O presidente declarou: “Se alguém está agindo de forma errada tem que ser investigado. Ninguém está impune se cometer um erro; isso se aplica a meu filho ou qualquer outra pessoa.”
Atualmente, Lulinha enfrenta três inquéritos no Supremo Tribunal Federal (STF) que são conduzidos pela Polícia Federal, relacionados a suspeitas de tráfico de influência em negócios de aliados durante sua gestão.
Lula reiterou que, se houver danos ao erário, é justo que os responsáveis respondam por suas ações, mas defendeu o princípio da presunção da inocência. “Todo mundo tem o direito de se provar inocente”, acrescentou, sublinhando que todos têm a responsabilidade de agir corretamente. “Contudo, se alguém fizer a coisa errada, pagará pelo que fez”, enfatizou.
Abordando o tema da corrupção, o presidente a definiu como “uma coisa quase incontrolável”, afirmando que é uma realidade em qualquer lugar.

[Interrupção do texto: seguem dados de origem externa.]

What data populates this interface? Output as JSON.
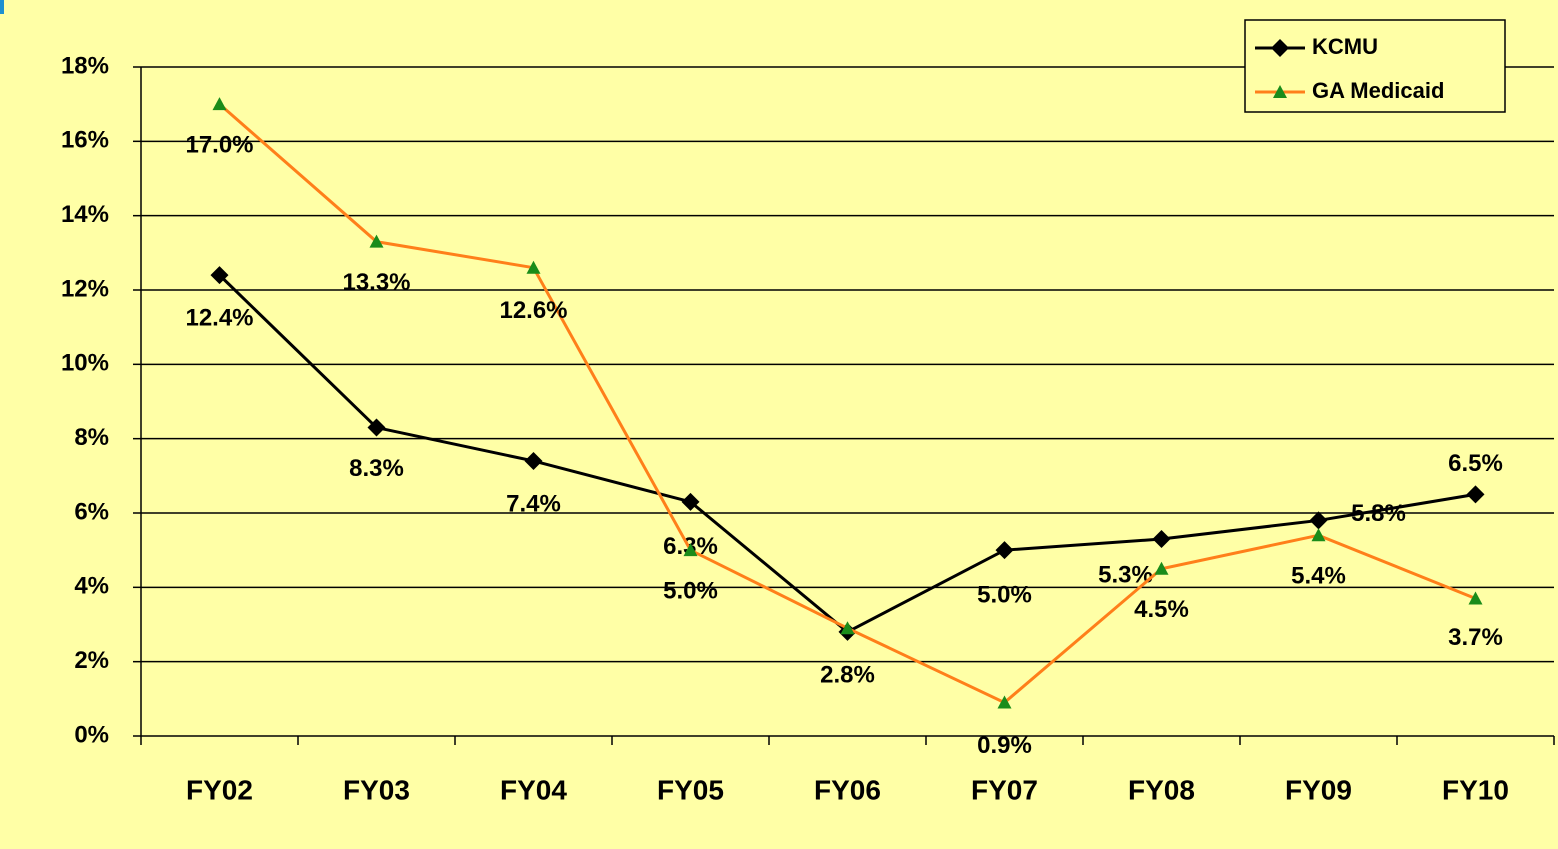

Ele, entretanto, acredita que o País conta com a capacidade necessária para investigar esses casos, destacando que a Polícia Federal está apta para tal.
Em relação à segurança pública, Lula reafirmou sua intenção de criar um Ministério da Segurança Pública, que atualmente integra a pasta da Justiça, promovendo maior autonomia para os governadores. O presidente garantiu que, se reeleito, buscará parcerias com Estados e prefeituras, utilizando a PF e as Polícias Rodoviária Federal e Penal.
Lula defendeu ainda a devolução de terras urbanas para os cidadãos, frisando a necessidade de impor punições justas, sem recorrer à violência desnecessária.
Ao abordar o tema dos feminicídios, o presidente destacou a importância da união entre os três Poderes na luta contra os assassinatos de mulheres motivados por questões de gênero. Ele ressaltou a necessidade de um esforço educacional, pontuando que a mentalidade equivocada ainda persiste, onde alguns acreditam que têm domínio sobre as mulheres, enquanto estas buscam liberdade e autonomia para viver como desejam.